July 30, 2004
The AmLaw 200 for 2004
The AmLaw 200 (it's actually the AmLaw 101—200, but that's nitpicking) is out and if "a few anecdotes make a trend," let us be among the first to claim such an insight: The AmLaw 200 is no longer a ghetto for small firms in big markets or big firms in small markets, but instead is announcing through the very conspicuous number of $1-million+ profits-per-partner members that you don't have to be big to be rich. To be specific, in the past four years of publishing the AmLaw 200, only one firm broke that threshold; this year seven did (vs. 32 firms in the AmLaw 100).

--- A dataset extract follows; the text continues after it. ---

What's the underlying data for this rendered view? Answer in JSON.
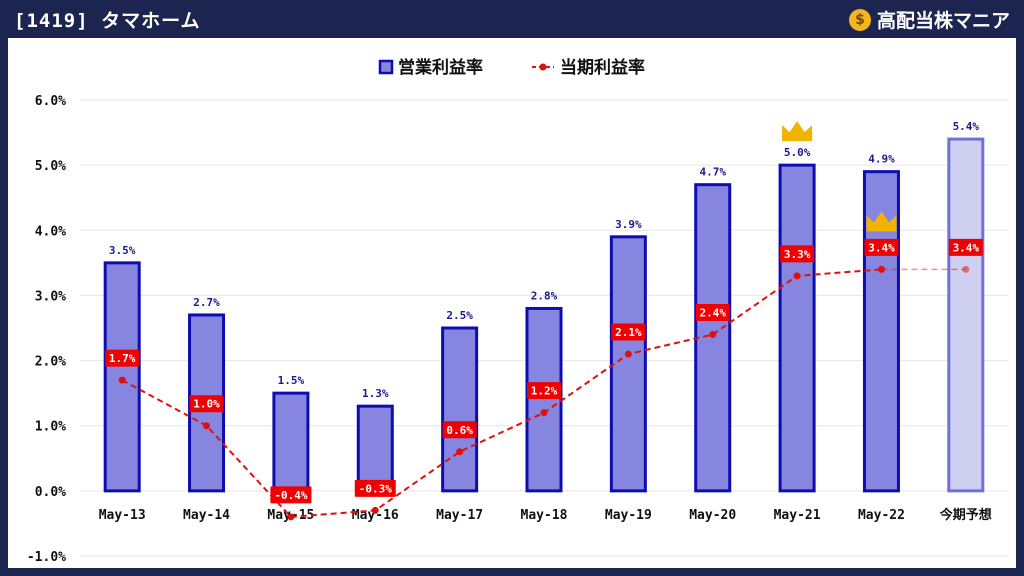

How did they do it? I'm actually going to be working on some regression analysis of the numbers in the near future to see if anything statistically significant can be said, but for now one strategy seems to be, "Specialize." (Of course, as many mutual fund managers learned to their dismay ca. spring of 2000, picking the wrong specialty horse—say, dot-coms and telecoms—can demonstrate the power of that strategy in an unintended direction.)
Another factor that is highly suggestive (again, we await statistical analysis) is not having a two-tiered partnership, with equity- and non-equity partners. Counterintuitive as this appears at first (isn't leverage always good?), there may be cultural and psychological factors distinct to sophisticated law firms that make the value of unity and cohesion superior to the financial-ratio advantage a two-tiered system would introduce.